Monday, 7 February 2011


Recently I've needed to change the way in which I write. I ended last year in the same way that I began this one; with a whole heap of ideas for both my novel and the endless collection of short stories. At first glance that probably doesn't sound like a bad place to be in. But whilst these ideas jostled about in my head, I had neither the time or the inclination to actually do any writing. That made me...... well I'm not entirely sure what it made me, but I certainly wouldn't have classed myself as a writer during that period.

Onwards to the positive though.

During this lull I've had a lot of time to read. And think.
I've began to experiment with the way in which I form the stories I want to tell. I've began to question the notion of what is and what is not a story.
And guess what?
Almost everything is a story.

David and Gillian resolved their differences and decided to stay together.

That was a short story I wrote just a second ago. It's an optimistic tale about two lovers that decided they wanted to fight for what they had.

David and Gillian grew apart.

That's another, sadder tale.

I'm obviously talking about brevity here. Some of the greatest works of fiction I've read in the last two years have been extrememly short, see Etgar Keret or David Gaffney) and my own fiction seems to be shrinking in word count as well. As part of this focus on form I've recently edited a few short stories I penned at University. In the end it was more akin to a massacre than an edit. I cut whole paragraphs away. I sheared off everything until there was nothing left besides the story itself. One of them is 20% its original size, and it's a thousand times more poignant now.
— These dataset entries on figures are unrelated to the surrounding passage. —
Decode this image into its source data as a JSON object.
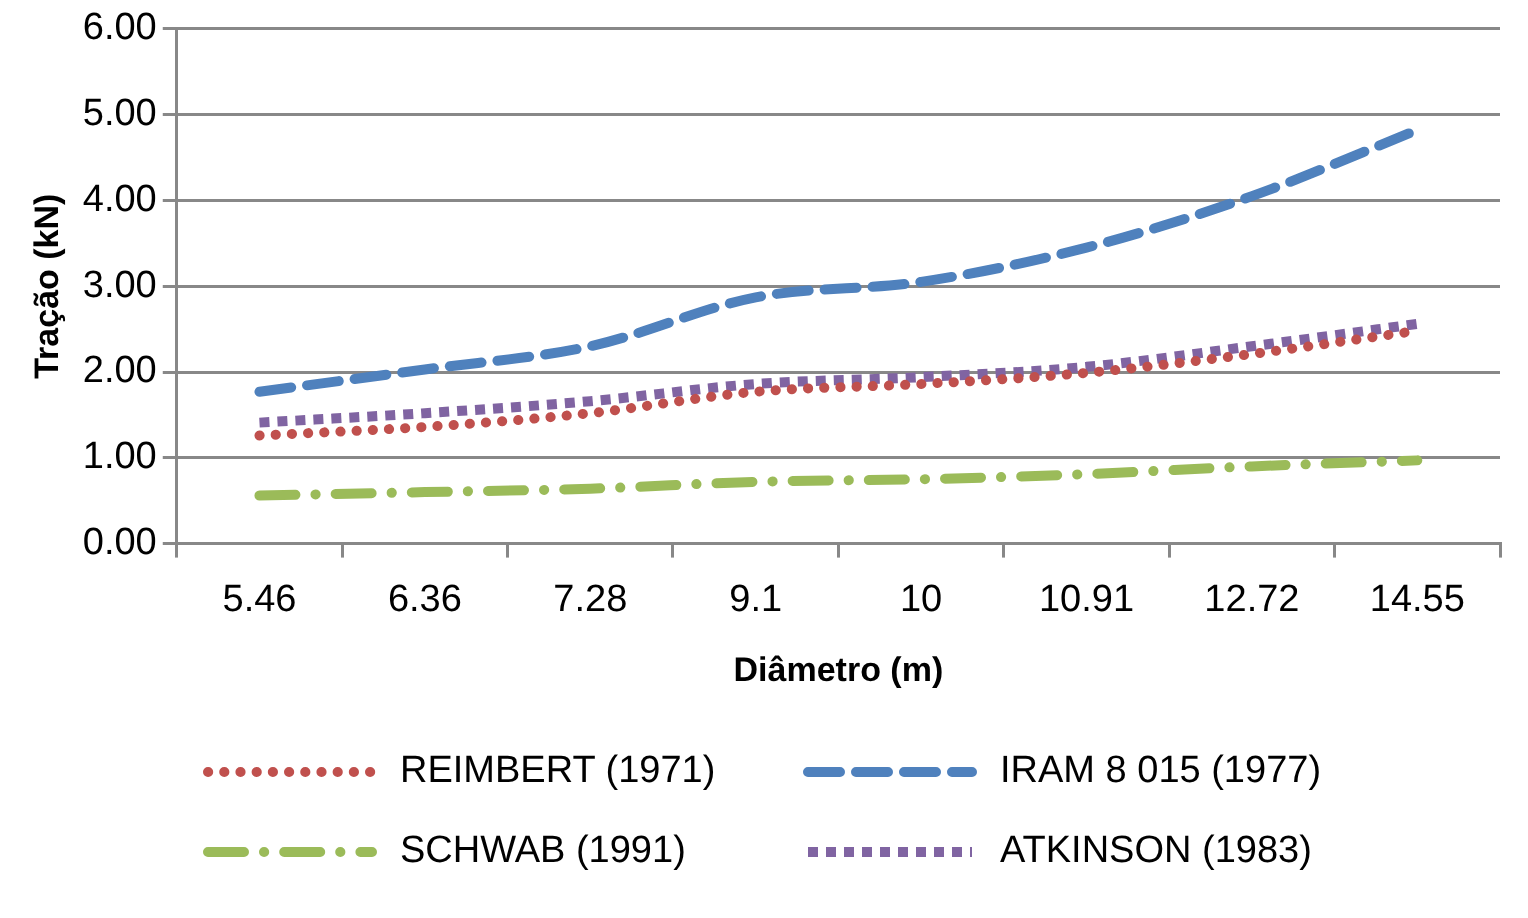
{
  "chart_data": {
    "type": "line",
    "xlabel": "Diâmetro (m)",
    "ylabel": "Tração (kN)",
    "categories": [
      "5.46",
      "6.36",
      "7.28",
      "9.1",
      "10",
      "10.91",
      "12.72",
      "14.55"
    ],
    "series": [
      {
        "name": "REIMBERT (1971)",
        "color": "#c0504d",
        "line_style": "dotted",
        "values": [
          1.26,
          1.36,
          1.52,
          1.77,
          1.86,
          1.99,
          2.21,
          2.48
        ]
      },
      {
        "name": "IRAM 8 015 (1977)",
        "color": "#4f81bd",
        "line_style": "dashed",
        "values": [
          1.77,
          2.03,
          2.3,
          2.87,
          3.05,
          3.45,
          4.05,
          4.82
        ]
      },
      {
        "name": "SCHWAB (1991)",
        "color": "#9bbb59",
        "line_style": "dashdot",
        "values": [
          0.56,
          0.6,
          0.64,
          0.72,
          0.75,
          0.81,
          0.9,
          0.97
        ]
      },
      {
        "name": "ATKINSON (1983)",
        "color": "#8064a2",
        "line_style": "dotted_square",
        "values": [
          1.41,
          1.52,
          1.66,
          1.86,
          1.94,
          2.06,
          2.3,
          2.56
        ]
      }
    ],
    "ylim": [
      0,
      6
    ],
    "yticks": [
      {
        "value": 0,
        "label": "0.00"
      },
      {
        "value": 1,
        "label": "1.00"
      },
      {
        "value": 2,
        "label": "2.00"
      },
      {
        "value": 3,
        "label": "3.00"
      },
      {
        "value": 4,
        "label": "4.00"
      },
      {
        "value": 5,
        "label": "5.00"
      },
      {
        "value": 6,
        "label": "6.00"
      }
    ],
    "grid": "y",
    "legend": "bottom",
    "marker": "none"
  }
}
It's like the story is finally able to breathe after removing something heavy from its chest.

It's not just length that has rekindled my passion for writing though. It's things like this. Read that. Did you? Did it hurt? Would you call that a story? Of course you would, but it doesn't exactly resemble the shape of one (at least not in the conventional sense.)
How about this? It's beautiful, although I've come to expect nothing less from Kill Author.
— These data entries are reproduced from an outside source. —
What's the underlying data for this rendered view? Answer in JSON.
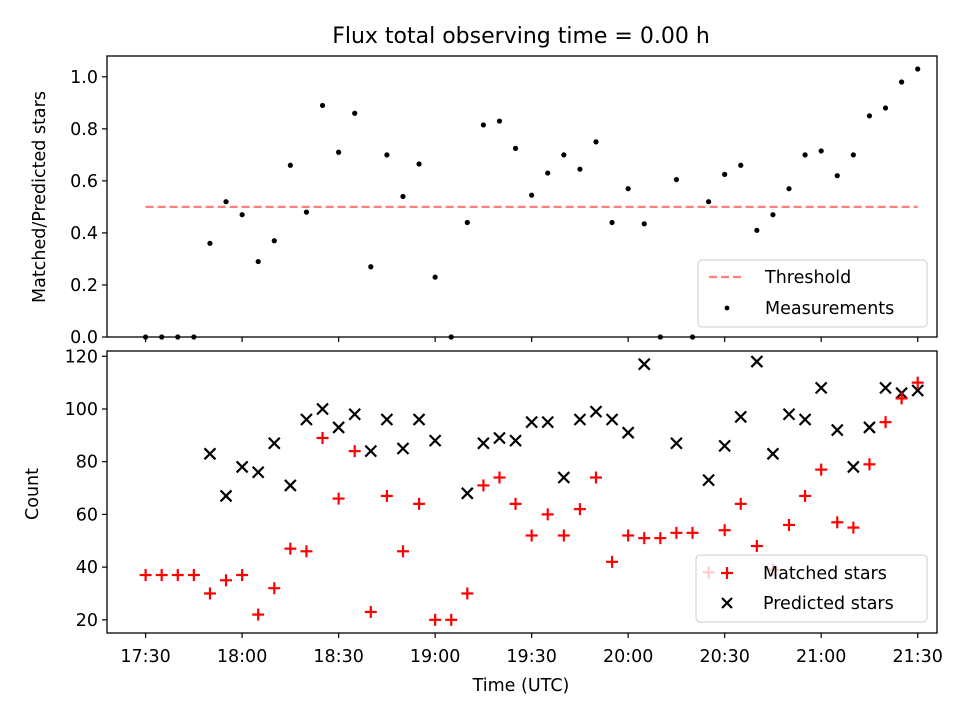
{
  "chart_data": [
    {
      "type": "scatter",
      "title": "Flux total observing time = 0.00 h",
      "xlabel": "",
      "ylabel": "Matched/Predicted stars",
      "ylim": [
        0,
        1.08
      ],
      "xlim": [
        "17:18",
        "21:36"
      ],
      "yticks": [
        "0.0",
        "0.2",
        "0.4",
        "0.6",
        "0.8",
        "1.0"
      ],
      "ytick_values": [
        0,
        0.2,
        0.4,
        0.6,
        0.8,
        1.0
      ],
      "grid": false,
      "legend_position": "lower right",
      "colors": {
        "threshold": "#ff7f7f",
        "measurements": "#000000"
      },
      "series": [
        {
          "name": "Threshold",
          "kind": "dashed-line",
          "x": [
            "17:30",
            "21:30"
          ],
          "y": [
            0.5,
            0.5
          ]
        },
        {
          "name": "Measurements",
          "kind": "dots",
          "x": [
            "17:30",
            "17:35",
            "17:40",
            "17:45",
            "17:50",
            "17:55",
            "18:00",
            "18:05",
            "18:10",
            "18:15",
            "18:20",
            "18:25",
            "18:30",
            "18:35",
            "18:40",
            "18:45",
            "18:50",
            "18:55",
            "19:00",
            "19:05",
            "19:10",
            "19:15",
            "19:20",
            "19:25",
            "19:30",
            "19:35",
            "19:40",
            "19:45",
            "19:50",
            "19:55",
            "20:00",
            "20:05",
            "20:10",
            "20:15",
            "20:20",
            "20:25",
            "20:30",
            "20:35",
            "20:40",
            "20:45",
            "20:50",
            "20:55",
            "21:00",
            "21:05",
            "21:10",
            "21:15",
            "21:20",
            "21:25",
            "21:30"
          ],
          "y": [
            0,
            0,
            0,
            0,
            0.36,
            0.52,
            0.47,
            0.29,
            0.37,
            0.66,
            0.48,
            0.89,
            0.71,
            0.86,
            0.27,
            0.7,
            0.54,
            0.665,
            0.23,
            0,
            0.44,
            0.815,
            0.83,
            0.725,
            0.545,
            0.63,
            0.7,
            0.645,
            0.75,
            0.44,
            0.57,
            0.435,
            0,
            0.605,
            0,
            0.52,
            0.625,
            0.66,
            0.41,
            0.47,
            0.57,
            0.7,
            0.715,
            0.62,
            0.7,
            0.85,
            0.88,
            0.98,
            1.03
          ]
        }
      ]
    },
    {
      "type": "scatter",
      "title": "",
      "xlabel": "Time (UTC)",
      "ylabel": "Count",
      "ylim": [
        15,
        122
      ],
      "xlim": [
        "17:18",
        "21:36"
      ],
      "yticks": [
        "20",
        "40",
        "60",
        "80",
        "100",
        "120"
      ],
      "ytick_values": [
        20,
        40,
        60,
        80,
        100,
        120
      ],
      "xticks": [
        "17:30",
        "18:00",
        "18:30",
        "19:00",
        "19:30",
        "20:00",
        "20:30",
        "21:00",
        "21:30"
      ],
      "grid": false,
      "legend_position": "lower right",
      "colors": {
        "matched": "#ff0000",
        "predicted": "#000000"
      },
      "series": [
        {
          "name": "Matched stars",
          "marker": "plus",
          "x": [
            "17:30",
            "17:35",
            "17:40",
            "17:45",
            "17:50",
            "17:55",
            "18:00",
            "18:05",
            "18:10",
            "18:15",
            "18:20",
            "18:25",
            "18:30",
            "18:35",
            "18:40",
            "18:45",
            "18:50",
            "18:55",
            "19:00",
            "19:05",
            "19:10",
            "19:15",
            "19:20",
            "19:25",
            "19:30",
            "19:35",
            "19:40",
            "19:45",
            "19:50",
            "19:55",
            "20:00",
            "20:05",
            "20:10",
            "20:15",
            "20:20",
            "20:25",
            "20:30",
            "20:35",
            "20:40",
            "20:45",
            "20:50",
            "20:55",
            "21:00",
            "21:05",
            "21:10",
            "21:15",
            "21:20",
            "21:25",
            "21:30"
          ],
          "y": [
            37,
            37,
            37,
            37,
            30,
            35,
            37,
            22,
            32,
            47,
            46,
            89,
            66,
            84,
            23,
            67,
            46,
            64,
            20,
            20,
            30,
            71,
            74,
            64,
            52,
            60,
            52,
            62,
            74,
            42,
            52,
            51,
            51,
            53,
            53,
            38,
            54,
            64,
            48,
            39,
            56,
            67,
            77,
            57,
            55,
            79,
            95,
            104,
            110
          ]
        },
        {
          "name": "Predicted stars",
          "marker": "x",
          "x": [
            "17:50",
            "17:55",
            "18:00",
            "18:05",
            "18:10",
            "18:15",
            "18:20",
            "18:25",
            "18:30",
            "18:35",
            "18:40",
            "18:45",
            "18:50",
            "18:55",
            "19:00",
            "19:10",
            "19:15",
            "19:20",
            "19:25",
            "19:30",
            "19:35",
            "19:40",
            "19:45",
            "19:50",
            "19:55",
            "20:00",
            "20:05",
            "20:15",
            "20:25",
            "20:30",
            "20:35",
            "20:40",
            "20:45",
            "20:50",
            "20:55",
            "21:00",
            "21:05",
            "21:10",
            "21:15",
            "21:20",
            "21:25",
            "21:30"
          ],
          "y": [
            83,
            67,
            78,
            76,
            87,
            71,
            96,
            100,
            93,
            98,
            84,
            96,
            85,
            96,
            88,
            68,
            87,
            89,
            88,
            95,
            95,
            74,
            96,
            99,
            96,
            91,
            117,
            87,
            73,
            86,
            97,
            118,
            83,
            98,
            96,
            108,
            92,
            78,
            93,
            108,
            106,
            107
          ]
        }
      ]
    }
  ]
}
I should point out that I'm aware none of this is a revelation in any way. I remember discussing Laurence Stern at University. I read Danielewsi's House of Leaves a few years and remember being slightly taken aback after noticing that the second half of this novel was largely devoted to three appendices and an extensive index. But at those moments I'm not sure if I ever really felt that experimental form was neccesarily an option for my own writing.

All of this brings me to a simple fact. I've just finished two short stories. My first of the year. My first for the last four months. The first that I've been happy with for a while. One of them is a single sentence plot synopsis followed by a list of questions meant to envoke discussion in a reading group. The other is a series of maths questions. I've enjoyed writing them immensely, and I guess that's what counts in the end.


In my mind one of the greatest short stories of all time is available online. Amy Hempel's In the Cemetery where Al Jolson is Buried. Someone I know said that it is not prose at all but cleverly disguised poetry. At the time I told them they were wrong. Now I'm not so sure.